这些函数的行为受 php.ini 的影响。

会话配置选项
名称 默认值 可修改范围 更新纪录
session.save_path "" PHP_INI_ALL  
session.name "PHPSESSID" PHP_INI_ALL  
session.save_handler "files" PHP_INI_ALL  
session.auto_start "0" PHP_INI_ALL  
session.gc_probability "1" PHP_INI_ALL  
session.gc_divisor "100" PHP_INI_ALL 自 PHP 4.3.2 起可用。
session.gc_maxlifetime "1440" PHP_INI_ALL  
session.serialize_handler "php" PHP_INI_ALL  
session.cookie_lifetime "0" PHP_INI_ALL  
session.cookie_path "/" PHP_INI_ALL  
session.cookie_domain "" PHP_INI_ALL  
session.cookie_secure "" PHP_INI_ALL 自 PHP 4.0.4 起可用。
session.use_cookies "1" PHP_INI_ALL  
session.use_only_cookies "1" PHP_INI_ALL 自 PHP 4.3.0 起可用。
session.referer_check "" PHP_INI_ALL  
session.entropy_file "" PHP_INI_ALL  
session.entropy_length "0" PHP_INI_ALL  
session.cache_limiter "nocache" PHP_INI_ALL  
session.cache_expire "180" PHP_INI_ALL  
session.use_trans_sid "0" PHP_INI_ALL 在 PHP <= 4.2.3 是 PHP_INI_ALL,在 PHP < 5 是 PHP_INI_PERDIR。自 PHP 4.0.3 起可用。
session.bug_compat_42 "1" PHP_INI_ALL 自 PHP 4.3.0 起可用。
session.bug_compat_warn "1" PHP_INI_ALL 自 PHP 4.3.0 起可用。
session.hash_function "0" PHP_INI_ALL 自 PHP 5.0.0 起可用。
session.hash_bits_per_character "4" PHP_INI_ALL 自 PHP 5.0.0 起可用。
url_rewriter.tags "a=href,area=href,frame=src,form=,fieldset=" PHP_INI_ALL 自 PHP 4.0.4 起可用。
有关 PHP_INI_* 常量进一步的细节与定义参见php.ini 配置选项

会话管理系统支持许多配置选项,可以在自己的 php.ini 文件中设定。这里只是个简短的概览。
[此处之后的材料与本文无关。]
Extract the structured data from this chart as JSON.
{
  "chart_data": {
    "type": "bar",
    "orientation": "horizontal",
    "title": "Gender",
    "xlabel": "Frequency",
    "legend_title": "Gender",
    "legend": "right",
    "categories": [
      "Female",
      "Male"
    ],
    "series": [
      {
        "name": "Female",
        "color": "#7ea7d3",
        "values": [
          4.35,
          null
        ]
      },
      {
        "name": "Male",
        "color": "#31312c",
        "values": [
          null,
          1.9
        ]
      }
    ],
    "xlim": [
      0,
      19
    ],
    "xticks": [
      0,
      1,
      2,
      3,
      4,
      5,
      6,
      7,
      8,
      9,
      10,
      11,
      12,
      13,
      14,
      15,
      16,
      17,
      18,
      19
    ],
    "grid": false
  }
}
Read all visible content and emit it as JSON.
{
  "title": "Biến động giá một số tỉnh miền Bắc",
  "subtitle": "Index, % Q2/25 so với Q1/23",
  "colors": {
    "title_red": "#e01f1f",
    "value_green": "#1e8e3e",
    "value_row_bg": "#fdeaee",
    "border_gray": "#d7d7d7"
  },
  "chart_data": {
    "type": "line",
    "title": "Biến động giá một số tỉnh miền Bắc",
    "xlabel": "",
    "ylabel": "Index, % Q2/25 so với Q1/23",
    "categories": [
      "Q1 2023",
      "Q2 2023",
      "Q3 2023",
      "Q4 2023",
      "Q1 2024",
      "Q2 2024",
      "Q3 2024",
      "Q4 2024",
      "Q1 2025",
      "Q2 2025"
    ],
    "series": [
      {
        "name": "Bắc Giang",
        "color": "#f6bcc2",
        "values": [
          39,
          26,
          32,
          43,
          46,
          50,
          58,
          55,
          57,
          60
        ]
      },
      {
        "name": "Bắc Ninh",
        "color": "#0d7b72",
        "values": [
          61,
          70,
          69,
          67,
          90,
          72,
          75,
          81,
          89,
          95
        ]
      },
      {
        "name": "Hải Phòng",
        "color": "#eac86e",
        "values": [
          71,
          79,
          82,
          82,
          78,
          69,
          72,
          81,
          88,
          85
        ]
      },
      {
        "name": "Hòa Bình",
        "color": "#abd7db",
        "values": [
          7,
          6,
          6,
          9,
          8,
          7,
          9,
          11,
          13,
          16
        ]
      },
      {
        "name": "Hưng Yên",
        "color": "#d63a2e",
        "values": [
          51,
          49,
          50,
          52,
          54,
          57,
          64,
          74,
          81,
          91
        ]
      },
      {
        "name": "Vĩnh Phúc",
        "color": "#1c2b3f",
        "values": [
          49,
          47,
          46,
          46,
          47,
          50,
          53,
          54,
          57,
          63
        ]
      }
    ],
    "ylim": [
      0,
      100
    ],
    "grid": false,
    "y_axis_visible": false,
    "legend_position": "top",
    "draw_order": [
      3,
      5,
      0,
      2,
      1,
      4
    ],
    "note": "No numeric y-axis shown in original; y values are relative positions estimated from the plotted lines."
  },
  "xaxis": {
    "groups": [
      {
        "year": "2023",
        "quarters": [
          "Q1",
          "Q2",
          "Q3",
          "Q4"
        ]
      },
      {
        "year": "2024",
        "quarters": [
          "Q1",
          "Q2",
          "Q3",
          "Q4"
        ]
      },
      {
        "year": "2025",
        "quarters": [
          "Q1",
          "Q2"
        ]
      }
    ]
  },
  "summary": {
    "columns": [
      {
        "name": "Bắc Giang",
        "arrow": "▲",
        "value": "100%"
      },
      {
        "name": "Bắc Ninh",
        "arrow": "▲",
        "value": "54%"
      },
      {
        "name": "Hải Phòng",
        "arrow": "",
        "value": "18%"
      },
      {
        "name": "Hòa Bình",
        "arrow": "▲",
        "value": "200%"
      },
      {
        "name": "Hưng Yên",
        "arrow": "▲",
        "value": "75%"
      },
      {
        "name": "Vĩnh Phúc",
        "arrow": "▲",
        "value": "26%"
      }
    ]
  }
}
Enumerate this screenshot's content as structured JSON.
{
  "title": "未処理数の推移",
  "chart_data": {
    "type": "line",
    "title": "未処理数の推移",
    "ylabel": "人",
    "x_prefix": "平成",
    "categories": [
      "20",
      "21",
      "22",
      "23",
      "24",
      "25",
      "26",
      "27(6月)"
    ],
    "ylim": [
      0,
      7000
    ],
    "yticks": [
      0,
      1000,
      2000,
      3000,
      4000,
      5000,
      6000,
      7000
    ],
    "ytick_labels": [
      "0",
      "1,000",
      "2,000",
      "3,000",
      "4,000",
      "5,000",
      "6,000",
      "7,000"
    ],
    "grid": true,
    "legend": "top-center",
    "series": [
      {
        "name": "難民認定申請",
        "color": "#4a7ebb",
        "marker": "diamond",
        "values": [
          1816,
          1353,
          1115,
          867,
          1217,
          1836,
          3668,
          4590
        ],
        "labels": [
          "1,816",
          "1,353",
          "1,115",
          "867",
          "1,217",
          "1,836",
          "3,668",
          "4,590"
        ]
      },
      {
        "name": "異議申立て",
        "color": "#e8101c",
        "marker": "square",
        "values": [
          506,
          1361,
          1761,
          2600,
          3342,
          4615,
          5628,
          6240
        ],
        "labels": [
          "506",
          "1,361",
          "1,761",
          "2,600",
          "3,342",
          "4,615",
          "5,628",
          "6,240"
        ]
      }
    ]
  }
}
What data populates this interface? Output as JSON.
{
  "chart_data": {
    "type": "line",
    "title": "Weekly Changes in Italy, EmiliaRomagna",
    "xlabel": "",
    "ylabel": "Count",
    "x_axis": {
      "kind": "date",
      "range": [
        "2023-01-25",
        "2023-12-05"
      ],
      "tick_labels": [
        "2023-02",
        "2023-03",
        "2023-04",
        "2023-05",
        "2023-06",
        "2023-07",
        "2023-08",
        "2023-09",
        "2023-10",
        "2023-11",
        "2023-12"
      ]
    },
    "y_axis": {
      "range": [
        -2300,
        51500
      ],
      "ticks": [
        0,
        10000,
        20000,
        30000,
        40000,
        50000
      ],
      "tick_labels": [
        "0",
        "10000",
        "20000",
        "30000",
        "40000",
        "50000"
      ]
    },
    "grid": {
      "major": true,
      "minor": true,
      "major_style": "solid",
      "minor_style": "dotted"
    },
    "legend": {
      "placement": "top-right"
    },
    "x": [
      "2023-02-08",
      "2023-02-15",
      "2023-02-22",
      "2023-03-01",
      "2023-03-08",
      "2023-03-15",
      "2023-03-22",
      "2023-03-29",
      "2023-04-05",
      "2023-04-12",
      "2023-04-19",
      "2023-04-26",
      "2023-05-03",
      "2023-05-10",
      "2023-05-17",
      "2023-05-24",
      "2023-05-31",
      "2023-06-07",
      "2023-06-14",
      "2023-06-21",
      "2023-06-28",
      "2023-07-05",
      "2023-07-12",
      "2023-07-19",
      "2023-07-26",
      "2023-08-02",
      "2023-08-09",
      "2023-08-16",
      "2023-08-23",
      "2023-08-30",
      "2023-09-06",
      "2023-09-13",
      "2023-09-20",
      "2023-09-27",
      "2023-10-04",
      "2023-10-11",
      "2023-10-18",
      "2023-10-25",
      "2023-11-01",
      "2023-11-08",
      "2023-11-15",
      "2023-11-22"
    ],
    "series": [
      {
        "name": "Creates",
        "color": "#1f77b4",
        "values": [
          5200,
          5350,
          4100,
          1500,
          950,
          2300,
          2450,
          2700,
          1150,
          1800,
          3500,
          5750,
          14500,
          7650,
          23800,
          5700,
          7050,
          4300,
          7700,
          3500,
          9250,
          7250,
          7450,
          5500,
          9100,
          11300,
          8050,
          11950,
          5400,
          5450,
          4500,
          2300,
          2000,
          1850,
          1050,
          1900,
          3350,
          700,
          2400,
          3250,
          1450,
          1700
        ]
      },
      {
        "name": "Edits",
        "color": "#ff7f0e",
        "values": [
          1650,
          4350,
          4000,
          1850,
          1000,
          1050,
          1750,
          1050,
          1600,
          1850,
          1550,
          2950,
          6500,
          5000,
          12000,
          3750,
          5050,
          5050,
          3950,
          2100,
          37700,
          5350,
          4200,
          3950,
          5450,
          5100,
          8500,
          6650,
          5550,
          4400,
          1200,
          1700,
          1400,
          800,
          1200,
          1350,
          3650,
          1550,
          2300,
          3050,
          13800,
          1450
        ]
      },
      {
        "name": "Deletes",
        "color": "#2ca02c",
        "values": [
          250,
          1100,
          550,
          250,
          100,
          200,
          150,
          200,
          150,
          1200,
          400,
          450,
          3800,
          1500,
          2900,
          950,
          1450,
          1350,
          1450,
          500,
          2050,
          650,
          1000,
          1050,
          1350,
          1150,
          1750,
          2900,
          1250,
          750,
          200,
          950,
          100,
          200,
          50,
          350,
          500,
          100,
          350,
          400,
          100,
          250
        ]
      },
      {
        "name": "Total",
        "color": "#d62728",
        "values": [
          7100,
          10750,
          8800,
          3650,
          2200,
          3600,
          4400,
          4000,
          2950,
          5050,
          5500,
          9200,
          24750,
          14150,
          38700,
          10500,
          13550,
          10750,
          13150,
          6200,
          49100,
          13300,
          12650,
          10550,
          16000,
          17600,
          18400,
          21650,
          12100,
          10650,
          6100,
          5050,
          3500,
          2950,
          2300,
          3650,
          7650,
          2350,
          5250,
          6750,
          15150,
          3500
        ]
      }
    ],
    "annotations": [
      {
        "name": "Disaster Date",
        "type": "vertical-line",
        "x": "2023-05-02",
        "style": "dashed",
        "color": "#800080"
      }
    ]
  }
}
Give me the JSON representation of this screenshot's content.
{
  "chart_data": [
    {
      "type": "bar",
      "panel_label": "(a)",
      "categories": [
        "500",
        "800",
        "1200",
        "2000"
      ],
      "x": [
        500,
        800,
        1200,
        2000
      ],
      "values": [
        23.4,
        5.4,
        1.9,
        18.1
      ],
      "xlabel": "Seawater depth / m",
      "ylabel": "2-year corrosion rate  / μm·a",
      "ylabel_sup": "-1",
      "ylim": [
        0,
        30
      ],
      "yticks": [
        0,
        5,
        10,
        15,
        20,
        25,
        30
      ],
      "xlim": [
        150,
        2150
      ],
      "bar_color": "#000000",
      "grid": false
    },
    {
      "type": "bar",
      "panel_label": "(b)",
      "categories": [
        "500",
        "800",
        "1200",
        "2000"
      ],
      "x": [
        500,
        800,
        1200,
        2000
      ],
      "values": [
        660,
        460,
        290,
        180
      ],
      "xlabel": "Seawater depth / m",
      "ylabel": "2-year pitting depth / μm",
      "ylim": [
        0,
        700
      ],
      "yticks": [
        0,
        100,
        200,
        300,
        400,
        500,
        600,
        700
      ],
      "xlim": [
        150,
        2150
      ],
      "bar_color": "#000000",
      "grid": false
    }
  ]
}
session.save_handler string
session.save_handler 定义了来存储和获取与会话关联的数据的处理器的名字。默认为 files。参见 session_set_save_handler()
session.save_path string
session.save_path 定义了传递给存储处理器的参数。如果选择了默认的 files 文件处理器,则此值是创建文件的路径。默认为 /tmp。参见 session_save_path()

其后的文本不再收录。